Arquitetos e engenheiros analisam propostas de zoneamento e uso do solo para modernizar o crescimento de Marília

A revisão da legislação urbanística de Marília contou com uma análise técnica aprofundada durante audiência pública realizada com a participação de especialistas em engenharia e arquitetura. O encontro focou na atualização das leis de Zoneamento e de Parcelamento, Uso e Ocupação do Solo, normas que balizam o desenvolvimento da infraestrutura e a expansão urbana.
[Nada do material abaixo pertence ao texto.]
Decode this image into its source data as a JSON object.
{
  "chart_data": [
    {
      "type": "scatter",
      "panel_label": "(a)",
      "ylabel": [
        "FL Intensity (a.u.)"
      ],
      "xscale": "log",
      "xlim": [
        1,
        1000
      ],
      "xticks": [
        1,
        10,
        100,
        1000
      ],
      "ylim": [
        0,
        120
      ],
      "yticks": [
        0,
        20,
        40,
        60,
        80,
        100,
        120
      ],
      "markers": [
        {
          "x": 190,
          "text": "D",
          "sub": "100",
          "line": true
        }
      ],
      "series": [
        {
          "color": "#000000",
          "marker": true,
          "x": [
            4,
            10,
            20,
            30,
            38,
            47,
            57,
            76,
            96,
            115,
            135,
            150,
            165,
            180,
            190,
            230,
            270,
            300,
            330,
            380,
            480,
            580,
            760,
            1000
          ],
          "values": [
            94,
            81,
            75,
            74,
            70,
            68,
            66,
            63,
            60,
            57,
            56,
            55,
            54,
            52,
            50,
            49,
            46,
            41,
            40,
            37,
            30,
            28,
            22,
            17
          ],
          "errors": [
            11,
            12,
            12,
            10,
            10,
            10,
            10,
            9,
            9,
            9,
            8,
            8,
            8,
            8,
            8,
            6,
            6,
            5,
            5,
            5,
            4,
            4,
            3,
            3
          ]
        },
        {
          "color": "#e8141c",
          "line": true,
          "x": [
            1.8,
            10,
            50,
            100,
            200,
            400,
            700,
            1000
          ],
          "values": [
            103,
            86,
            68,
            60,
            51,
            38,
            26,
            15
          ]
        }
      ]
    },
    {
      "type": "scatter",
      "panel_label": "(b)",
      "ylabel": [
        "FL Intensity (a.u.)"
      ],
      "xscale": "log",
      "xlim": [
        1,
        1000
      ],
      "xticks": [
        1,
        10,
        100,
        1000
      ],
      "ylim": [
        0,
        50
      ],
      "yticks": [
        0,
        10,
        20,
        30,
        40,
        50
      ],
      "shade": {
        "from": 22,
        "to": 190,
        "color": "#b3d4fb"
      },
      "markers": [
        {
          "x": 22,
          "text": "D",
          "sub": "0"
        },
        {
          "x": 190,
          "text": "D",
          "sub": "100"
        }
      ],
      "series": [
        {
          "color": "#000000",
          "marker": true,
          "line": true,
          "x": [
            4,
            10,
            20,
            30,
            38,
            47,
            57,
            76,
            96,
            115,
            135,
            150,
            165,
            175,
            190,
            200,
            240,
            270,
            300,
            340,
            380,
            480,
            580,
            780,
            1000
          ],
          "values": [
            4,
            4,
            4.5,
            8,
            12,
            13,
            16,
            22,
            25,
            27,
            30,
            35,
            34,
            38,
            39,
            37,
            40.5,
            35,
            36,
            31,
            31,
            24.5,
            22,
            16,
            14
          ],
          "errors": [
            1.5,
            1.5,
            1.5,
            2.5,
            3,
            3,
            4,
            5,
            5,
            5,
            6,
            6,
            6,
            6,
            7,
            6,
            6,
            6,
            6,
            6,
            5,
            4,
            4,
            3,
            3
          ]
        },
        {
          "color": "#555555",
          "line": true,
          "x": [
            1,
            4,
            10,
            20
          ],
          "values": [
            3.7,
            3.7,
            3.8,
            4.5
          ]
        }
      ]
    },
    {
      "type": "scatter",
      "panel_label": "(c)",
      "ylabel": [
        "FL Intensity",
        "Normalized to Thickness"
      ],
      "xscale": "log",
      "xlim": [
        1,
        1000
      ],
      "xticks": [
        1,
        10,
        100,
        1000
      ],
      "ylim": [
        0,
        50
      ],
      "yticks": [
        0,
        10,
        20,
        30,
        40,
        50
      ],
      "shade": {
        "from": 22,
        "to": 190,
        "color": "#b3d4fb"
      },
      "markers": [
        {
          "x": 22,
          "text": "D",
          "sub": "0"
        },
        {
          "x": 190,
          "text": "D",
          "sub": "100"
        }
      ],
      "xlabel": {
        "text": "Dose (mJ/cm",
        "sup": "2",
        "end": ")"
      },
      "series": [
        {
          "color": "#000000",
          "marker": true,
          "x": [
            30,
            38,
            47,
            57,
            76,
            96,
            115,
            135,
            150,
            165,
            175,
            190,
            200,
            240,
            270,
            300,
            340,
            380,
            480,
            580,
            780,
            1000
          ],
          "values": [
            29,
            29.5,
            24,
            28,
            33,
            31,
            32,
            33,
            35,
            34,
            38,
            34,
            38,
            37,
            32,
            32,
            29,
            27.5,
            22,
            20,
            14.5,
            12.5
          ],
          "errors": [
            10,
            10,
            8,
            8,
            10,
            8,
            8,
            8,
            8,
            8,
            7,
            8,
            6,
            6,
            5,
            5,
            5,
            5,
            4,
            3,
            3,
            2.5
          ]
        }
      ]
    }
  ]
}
A presença de profissionais com experiência em planejamento municipal permitiu um debate focado em critérios técnicos para garantir segurança jurídica e viabilidade aos projetos futuros.

Realizada na noite da última segunda-feira, 13 de abril de 2026, reunindo nomes como o engenheiro civil e professor universitário José Ernesto Tonon, além do engenheiro civil Roberto Monteiro, que possui trajetória como vereador, secretário municipal de Planejamento Urbano e de Obras. A participação desses especialistas foi central para o detalhamento das exposições técnicas apresentadas pela administração municipal. Os profissionais avaliaram as propostas de modernização da Lei Complementar nº 54/1992 e da Lei Municipal nº 4.455/1998, buscando soluções para gargalos viários e o ordenamento do solo.

A arquiteta e urbanista Érica Gasparini, presente à audiência, ressaltou a importância de Marília retomar modelos de sustentabilidade que privilegiem a vida local. “Ao meu ver, a revisão do plano diretor em Marília passa em retomarmos o conceito que a cidade já possuía num passado não muito remoto. Aqui já fomos uma ‘cidade de 15 minutos’”, afirmou, defendendo que o acesso a serviços essenciais deve ocorrer em curtos deslocamentos. Para a urbanista, o desenho do futuro urbano depende diretamente dessa contribuição técnica para evitar a desordem no crescimento centenário da localidade.

O debate técnico destacou que a priorização do transporte público e a valorização do espaço geográfico são fundamentais para reduzir congestionamentos e melhorar a coletividade. Segundo Érica, a meta é garantir que o cidadão não gaste mais do que 15 minutos para acessar escolas ou postos de saúde. A análise profissional apresentada durante a plenária servirá de subsídio para a redação final do projeto de lei, visando uma cidade mais resiliente.